Speaker
Ralf Engels
(Institut für Kernphysik Forschungszentrum Jülich)
Description
During the past 20 years, the Cooler Synchrotron COSY of the Research Center Jülich provided polarized proton and deuteron beams up to energies of 2.88 GeV. Collaborations like COSY11, ANKE, WASA, PAX and TOF used its unique features like phase-space cooled beams of small emittance and polarized internal targets. Based on this experience several new projects are presently being developed:
1.) The JEDI collaboration is working on the design of a new type of a primarily electrostatic storage ring to measure the electric dipole moments (EDM) of protons and deuterons with an extraordinary precision. This technique will allow reducing the running costs of a storage ring in the energy range of several 100 MeV, thereby opening a window into new physics beyond the standard model, with the potential to explain the dominance of matter over antimatter in our universe. In addition, in order to achieve the required precision, novel beam diagnostic tools based on SQUIDs and Laser Compton backscattering are required.
2.) The proposed Jülich Short-Pulsed Particle and Radiation Center (JuSPARC) will be an interdisciplinary center for collaborative research with ultra-short pulsed photons as well as fast or thermal neutrons and polarized MeV-ion beams.
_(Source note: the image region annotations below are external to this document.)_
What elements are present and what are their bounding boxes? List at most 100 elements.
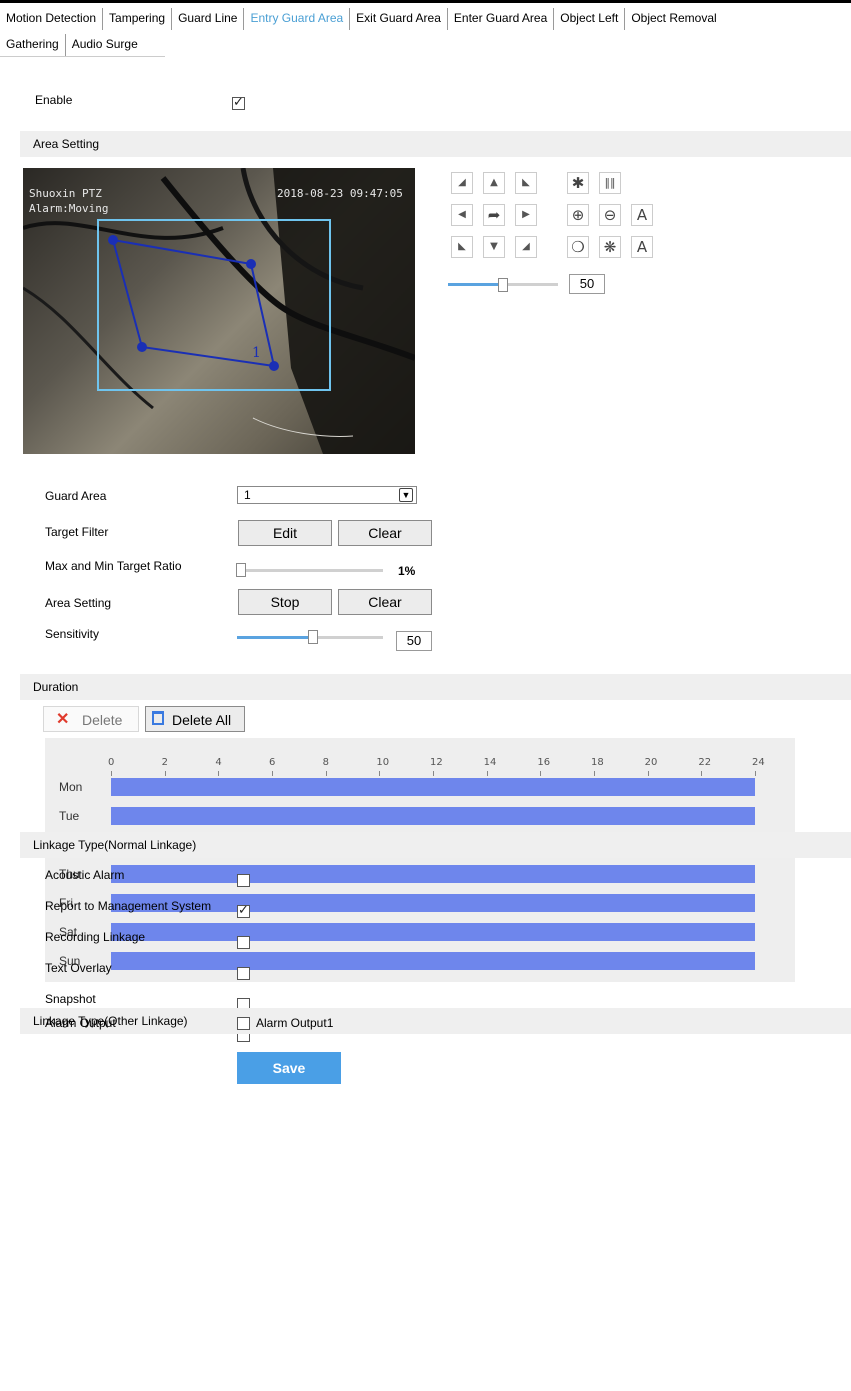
target-filter-clear-button[interactable]: Clear — [338, 520, 432, 546]
day-label: Mon — [59, 780, 83, 794]
tab-exit-guard-area[interactable]: Exit Guard Area — [349, 8, 447, 30]
tab-enter-guard-area[interactable]: Enter Guard Area — [446, 8, 553, 30]
linkage-checkbox[interactable] — [237, 936, 250, 949]
delete-label: Delete — [82, 712, 123, 728]
hour-tick — [647, 771, 649, 776]
guard-area-value: 1 — [244, 488, 251, 502]
tab-motion-detection[interactable]: Motion Detection — [4, 8, 102, 30]
schedule-bar-sun[interactable] — [111, 952, 755, 970]
close-icon: ✕ — [56, 711, 70, 728]
iris-open-icon[interactable]: ❍ — [567, 236, 589, 258]
hour-tick — [486, 771, 488, 776]
hour-label: 12 — [430, 757, 443, 768]
enable-checkbox[interactable] — [232, 95, 245, 110]
hour-label: 6 — [269, 757, 276, 768]
linkage-label: Snapshot — [45, 992, 96, 1006]
tab-entry-guard-area[interactable]: Entry Guard Area — [243, 8, 349, 30]
hour-label: 24 — [752, 757, 765, 768]
linkage-label: Report to Management System — [45, 899, 212, 913]
tab-tampering[interactable]: Tampering — [102, 8, 171, 30]
tab-guard-line[interactable]: Guard Line — [171, 8, 243, 30]
area-setting-header: Area Setting — [20, 131, 851, 157]
hour-tick — [540, 771, 542, 776]
hour-label: 10 — [376, 757, 390, 768]
focus-far-icon[interactable]: ‖‖ — [599, 172, 621, 194]
linkage-checkbox[interactable] — [237, 967, 250, 980]
sensitivity-value[interactable]: 50 — [396, 631, 432, 651]
hour-tick — [164, 771, 166, 776]
guard-area-select[interactable]: 1 ▼ — [237, 486, 417, 504]
tab-object-left[interactable]: Object Left — [553, 8, 624, 30]
sensitivity-thumb[interactable] — [308, 630, 318, 644]
target-ratio-thumb[interactable] — [236, 563, 246, 577]
target-filter-edit-button[interactable]: Edit — [238, 520, 332, 546]
pan-upleft-icon[interactable]: ◢ — [451, 172, 473, 194]
tab-object-removal[interactable]: Object Removal — [624, 8, 722, 30]
area-number: 1 — [252, 345, 261, 361]
target-ratio-track[interactable] — [237, 569, 383, 572]
area-setting-stop-button[interactable]: Stop — [238, 589, 332, 615]
osd-alarm: Alarm:Moving — [29, 202, 109, 215]
schedule-bar-mon[interactable] — [111, 778, 755, 796]
hour-label: 14 — [483, 757, 497, 768]
auto-a-icon[interactable]: A — [631, 204, 653, 226]
delete-button[interactable]: ✕ Delete — [43, 706, 139, 732]
iris-close-icon[interactable]: ❋ — [599, 236, 621, 258]
area-setting-label: Area Setting — [45, 596, 112, 610]
hour-tick — [755, 771, 756, 776]
enable-label: Enable — [35, 93, 73, 107]
pan-right-icon[interactable]: ▶ — [515, 204, 537, 226]
alarm-output-label: Alarm Output — [45, 1016, 116, 1030]
schedule-bar-tue[interactable] — [111, 807, 755, 825]
schedule-bar-sat[interactable] — [111, 923, 755, 941]
hour-tick — [111, 771, 112, 776]
hour-label: 18 — [591, 757, 604, 768]
pan-upright-icon[interactable]: ◣ — [515, 172, 537, 194]
zoom-in-icon[interactable]: ⊕ — [567, 204, 589, 226]
hour-label: 4 — [215, 757, 222, 768]
focus-near-icon[interactable]: ✱ — [567, 172, 589, 194]
save-button[interactable]: Save — [237, 1052, 341, 1084]
tab-bar-row2: Gathering Audio Surge — [4, 34, 144, 56]
hour-label: 22 — [698, 757, 712, 768]
hour-tick — [325, 771, 327, 776]
tab-divider — [0, 56, 165, 57]
rotate-icon[interactable]: ➦ — [483, 204, 505, 226]
osd-name: Shuoxin PTZ — [29, 187, 102, 200]
schedule-grid[interactable]: 024681012141618202224MonTueWedThuFriSatS… — [45, 738, 795, 982]
target-ratio-label: Max and Min Target Ratio — [45, 559, 182, 573]
area-setting-clear-button[interactable]: Clear — [338, 589, 432, 615]
linkage-normal-header: Linkage Type(Normal Linkage) — [20, 832, 851, 858]
tab-bar: Motion Detection Tampering Guard Line Entry… — [4, 8, 723, 30]
ptz-speed-value[interactable]: 50 — [569, 274, 605, 294]
duration-header: Duration — [20, 674, 851, 700]
linkage-checkbox[interactable] — [237, 874, 250, 887]
target-filter-label: Target Filter — [45, 525, 109, 539]
pan-up-icon[interactable]: ▲ — [483, 172, 505, 194]
linkage-label: Recording Linkage — [45, 930, 146, 944]
pan-down-icon[interactable]: ▼ — [483, 236, 505, 258]
pan-downleft-icon[interactable]: ◣ — [451, 236, 473, 258]
hour-label: 0 — [108, 757, 115, 768]
pan-left-icon[interactable]: ◀ — [451, 204, 473, 226]
guard-area-label: Guard Area — [45, 489, 107, 503]
auto-a-icon-2[interactable]: A — [631, 236, 653, 258]
pan-downright-icon[interactable]: ◢ — [515, 236, 537, 258]
video-preview[interactable]: Shuoxin PTZ Alarm:Moving 2018-08-23 09:4… — [23, 168, 415, 454]
target-ratio-value: 1% — [398, 564, 416, 578]
linkage-label: Text Overlay — [45, 961, 112, 975]
hour-tick — [594, 771, 595, 776]
delete-all-button[interactable]: Delete All — [145, 706, 245, 732]
linkage-other-header: Linkage Type(Other Linkage) — [20, 1008, 851, 1034]
ptz-speed-thumb[interactable] — [498, 278, 508, 292]
hour-tick — [218, 771, 220, 776]
zoom-out-icon[interactable]: ⊖ — [599, 204, 621, 226]
alarm-output-checkbox[interactable] — [237, 1017, 250, 1030]
sensitivity-label: Sensitivity — [45, 627, 100, 641]
hour-label: 20 — [644, 757, 658, 768]
tab-gathering[interactable]: Gathering — [4, 34, 65, 56]
alarm-output-option: Alarm Output1 — [256, 1016, 334, 1030]
linkage-checkbox[interactable] — [237, 903, 250, 918]
schedule-bar-thu[interactable] — [111, 865, 755, 883]
tab-audio-surge[interactable]: Audio Surge — [64, 34, 144, 56]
These beams, which can be used for condensed matter physics, material science, structural biology and plasma/fusion physics, will be generated employing the radiation from a high-power (up to few Petawatts, i.e. 1015 W), short-pulse laser (pulse durations in the 10 fs range). In combination with the COSY accelerator the Laser-accelerated (polarized) beams can be employed for nuclear physics experiments.
3.) If the spins of the fuel particles in nuclear fusion are aligned parallel the cross section is increased by a factor of 1.5. This effect can be used to increase the energy output of a fusion reactor by at least a factor of two. In addition, the design of a fusion reactor might be simplified, because the choice of the nuclear spins allows one to control the neutron trajectories. But before polarization is an option to optimize the efficiency of a fusion power station a long list of questions must be answered.